20th November 2008
News Category: Economics
Recent official figures show inflation fell sharply last month, following a sharp rise during the past year. The drop in the consumer prices index (CPI) dropped by 0.7%, meaning the current rate of inflation is 4.5%, still 2.5% higher above the Government set target of 2%. The Retail Price Index (RPI) (which takes into consideration the impact of the falling housing costs), also fell by 0.8%, reflecting the continued fall in property values. The Bank of England Money Policy Committee (MPC) had warned that a drop was imminent last month when it dramatically lowered base interest rates by a 1.5%. Minutes of the MPC meeting, revealed yesterday, reveal that its nine members even considered a drastic 2% cut in rates. Tim Beasley of the MPC, expects inflation to fall below the 2% target before the new year, as the UK slips into recession: "The Global price developments mean that inflation is likely to fall below target next year". The MPC faces a difficult challenge over the next year by lowering rates enough to help stimulate collapsing consumer demand and shattered business confidence. Falling demand may very likely reduce inflation well below the 2% level.
The drop in inflation was blamed on the near collapse of global crude oil prices as the energy markets reflected weaker demand in China, India and the USA. At the same time, UK property prices are continuing to fall with recent Land Registry figures showing an annual 15% drop. This fall is helping to compound downward inflationary pressure. Falling inflation is likely to reduce wage agreements which will have an adverse effect on consumer demand on the high street. High street shops fear this Christmas could be one of the worst trading years since the 1991 recession. The CBI also reported that manufacturing orders fell for a fifth month in a row this month.
Reflecting the downward spiral on prices, many small and medium sized businesses are announcing poor financial results. Retail and services sector have been particularly hit as cash strapped families have tightened their belts and reined in unnecessary spending. To make matters worse for SME's, the global banking crisis continues to hit small businesses as the banks continue to reduce the number of small business loan approvals. The credit squeeze is putting intense pressure on small businesses as Banks impose larger overdraft charges.
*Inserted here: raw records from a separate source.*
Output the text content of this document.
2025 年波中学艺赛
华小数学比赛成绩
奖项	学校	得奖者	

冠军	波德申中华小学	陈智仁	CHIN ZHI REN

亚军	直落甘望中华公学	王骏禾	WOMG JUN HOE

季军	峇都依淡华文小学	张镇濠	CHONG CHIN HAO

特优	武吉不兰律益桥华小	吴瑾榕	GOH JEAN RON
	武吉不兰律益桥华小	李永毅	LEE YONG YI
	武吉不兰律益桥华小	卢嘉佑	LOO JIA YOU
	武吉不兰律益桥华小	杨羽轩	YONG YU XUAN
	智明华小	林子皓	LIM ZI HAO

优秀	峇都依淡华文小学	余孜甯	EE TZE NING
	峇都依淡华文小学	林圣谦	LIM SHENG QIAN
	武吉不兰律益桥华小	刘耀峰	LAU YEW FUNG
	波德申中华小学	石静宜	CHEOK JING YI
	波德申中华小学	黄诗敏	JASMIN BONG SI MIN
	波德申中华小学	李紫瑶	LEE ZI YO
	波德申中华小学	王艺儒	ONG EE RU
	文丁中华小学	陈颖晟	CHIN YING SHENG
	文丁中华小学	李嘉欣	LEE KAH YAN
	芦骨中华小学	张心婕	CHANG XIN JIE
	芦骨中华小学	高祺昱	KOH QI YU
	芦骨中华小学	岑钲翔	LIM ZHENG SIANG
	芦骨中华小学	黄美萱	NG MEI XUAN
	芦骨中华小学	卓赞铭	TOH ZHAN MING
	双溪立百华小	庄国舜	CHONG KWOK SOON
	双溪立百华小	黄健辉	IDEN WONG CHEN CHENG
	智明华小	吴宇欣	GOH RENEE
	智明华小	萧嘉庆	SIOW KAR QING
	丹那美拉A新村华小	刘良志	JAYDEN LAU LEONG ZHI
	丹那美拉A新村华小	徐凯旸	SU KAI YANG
Firms are also having cashflow problems as a result of an increases in late payment of invoices from large, more powerful suppliers. To make this cashflow problem potentially worse for small businesses, credit insurer, Atradius announced it was clawing back its cover provided to suppliers of tens of thousands of small businesses. This type of insurance covers businesses against the risk of non payment of invoices for products and services ordered on trade credit. As most larger suppliers demand trade credit, smaller suppliers without credit insurance, may be left with the real risk of business debts not being paid. Atradius expects more companies to enter into administration next year and is reducing its potential loses in this market, by reducing its exposure to £25 billion of risk.
To resolve these inflationary and economic issues, the Prime Minister recently took a leading role at the G20 meeting, to agree a coherent financial strategy to deal with the prolonged economic crisis. In the UK, the Government has stated it plans to increase or bring forward public spending plans to help stimulate economic output, to counter an economic slowdown. The IMF recently called on the UK Government to reduce consumer taxes to stimulate consumer spending to counter deflation. The IMF calculates that income tax should be reduced by £2000 per person to achieves this aim. Unfortunately, Government debt is already 55% of GDP, (including the cost of the Northern Rock nationalisation). The Conservatives are now arguing that continued Government borrowing, risks devaluing sterling, as other countries view our indebted nation with increasing concern. The pound has already fallen by 30% in the last 6 months making UK exporters goods and services less competitive. The Tories argue that lower taxes should only be funded by lower public spending (as opposed to simply increasing Government borrowing). It argues that more Government borrowing today will lead to big tax increases in future.
With a global economic recession, a continuing credit squeeze, falling UK property market,, fluctuating energy prices and a general election within 18 months - the MPC clearly faces a tough challenge of managing inflation with interest rates alone.